Amsterdam will move its red-light district out of the city center, citing tourist behavior

Amsterdam officials have agreed on a proposal by the city’s mayor to shutter its famous red-light district’s brothels and move sex workers out of the city center, the Guardian reports. At a Thursday meeting, the majority of Amsterdam’s city council said they were in favor of creating a new “erotic center” outside of the central district, according to local news reports.

Amsterdam’s city council has gained cross-party support — including that of Netherlands Prime Minister Mark Rutte, according to the newspaper — for the effort and says it will overhaul the historic medieval De Wallen (“The Walls”) neighborhood of the city, which has long struggled with the bad behavior of tourists. The government has put out public calls for residents to weigh in on the future of sex work in the city and has not said where it plans to have the brothels reopen.


A sex worker waits for clients behind her window in Amsterdam’s red-light district in 2008. (Anoek De Groot/AFP/Getty Images)

Locals living in the red-light district during the pandemic, which has shut down tourism to the region, have told By The Way of the relief that an extended break from over-tourism has brought. The area has become punctuated with signs in English that warn visitors, “Don’t pee in the street,” “No alcohol in public spaces,” “Put your trash in the bin” and “Fine: 140 euros.”

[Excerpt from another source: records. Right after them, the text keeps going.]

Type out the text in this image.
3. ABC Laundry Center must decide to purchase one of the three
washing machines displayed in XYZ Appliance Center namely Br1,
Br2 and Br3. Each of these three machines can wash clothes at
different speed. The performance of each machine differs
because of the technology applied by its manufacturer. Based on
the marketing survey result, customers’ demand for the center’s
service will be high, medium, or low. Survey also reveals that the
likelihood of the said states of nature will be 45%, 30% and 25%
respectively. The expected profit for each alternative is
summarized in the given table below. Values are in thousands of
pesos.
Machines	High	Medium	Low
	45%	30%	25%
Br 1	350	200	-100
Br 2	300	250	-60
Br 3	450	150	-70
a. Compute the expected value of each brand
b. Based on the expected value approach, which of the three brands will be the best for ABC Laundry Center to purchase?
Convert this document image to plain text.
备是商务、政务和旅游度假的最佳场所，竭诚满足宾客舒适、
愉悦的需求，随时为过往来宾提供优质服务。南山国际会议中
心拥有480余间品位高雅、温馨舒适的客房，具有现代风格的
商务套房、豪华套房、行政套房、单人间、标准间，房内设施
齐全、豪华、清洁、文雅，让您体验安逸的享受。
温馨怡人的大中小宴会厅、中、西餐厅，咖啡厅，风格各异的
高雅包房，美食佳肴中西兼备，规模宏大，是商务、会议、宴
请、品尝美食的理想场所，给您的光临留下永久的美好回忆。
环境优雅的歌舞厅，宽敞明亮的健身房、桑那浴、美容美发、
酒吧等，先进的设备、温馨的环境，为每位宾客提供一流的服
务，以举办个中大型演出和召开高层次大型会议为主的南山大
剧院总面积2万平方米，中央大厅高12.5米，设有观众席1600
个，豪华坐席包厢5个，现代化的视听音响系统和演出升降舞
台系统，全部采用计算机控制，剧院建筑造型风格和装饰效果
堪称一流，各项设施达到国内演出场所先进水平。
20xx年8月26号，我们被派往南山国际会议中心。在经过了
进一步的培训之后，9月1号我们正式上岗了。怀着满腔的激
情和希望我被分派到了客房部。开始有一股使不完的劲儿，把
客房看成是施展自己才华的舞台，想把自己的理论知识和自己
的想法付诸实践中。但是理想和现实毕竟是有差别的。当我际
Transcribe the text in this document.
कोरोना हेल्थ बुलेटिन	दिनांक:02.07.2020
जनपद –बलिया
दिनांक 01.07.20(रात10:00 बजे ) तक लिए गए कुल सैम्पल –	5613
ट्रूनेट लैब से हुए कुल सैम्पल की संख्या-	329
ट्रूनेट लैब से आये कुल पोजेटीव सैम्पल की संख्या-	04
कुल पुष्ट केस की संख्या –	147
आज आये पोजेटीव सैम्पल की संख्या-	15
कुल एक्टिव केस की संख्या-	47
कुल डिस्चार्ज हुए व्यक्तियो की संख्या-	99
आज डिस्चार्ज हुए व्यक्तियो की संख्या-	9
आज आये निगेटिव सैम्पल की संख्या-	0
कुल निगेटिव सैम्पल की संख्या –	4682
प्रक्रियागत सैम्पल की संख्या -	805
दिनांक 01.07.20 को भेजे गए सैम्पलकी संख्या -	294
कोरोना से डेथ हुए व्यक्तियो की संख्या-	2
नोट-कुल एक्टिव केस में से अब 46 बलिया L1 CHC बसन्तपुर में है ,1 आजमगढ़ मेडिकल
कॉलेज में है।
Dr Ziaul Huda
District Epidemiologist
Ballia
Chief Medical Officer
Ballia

“This is about a reset of Amsterdam as a visitor city,” Dennis Boutkan, a Dutch Labour Party representative, told the Guardian of the change. “Tourists are welcome to enjoy the beauty and freedom of the city, but not at any cost.”

Amsterdam Mayor Femke Halsema, of the country’s Green party (GroenLinks), first proposed the location change and the closing of many of the district’s sex-worker windows in 2019, noting that tourists often visited the red-light district to gawk at the sex workers from the streets rather than partake in the legal brothels. The city shut down guided tours in the red-light-district area in early 2020.

Tourism has made the area “no longer an intimate district,” Halsema told the Guardian in 2019. “If you walk through the very narrow streets, you see huge crowds of tourists standing in front of the windows photographing foreign women who are vulnerable and laughing at them.” Halsema has said she does not wish to outlaw sex work altogether but wants to protect the sex workers who make up Amsterdam’s brothels.

CDA, a Christian-democratic political party in Europe, which has lobbied for sex work to be made illegal in the Netherlands, voiced its support for the measure, as well as for restricting drug sales in the area, on Twitter last week. The city has also been weighing a proposal by Halsema to close down the city’s cannabis coffee shops to tourists.

Amsterdam, which is under lockdown until Feb. 9 because of the pandemic, advises travelers not to visit the Netherlands “unless it is strictly necessary.” Americans remain banned from entering the European Union because of the pandemic.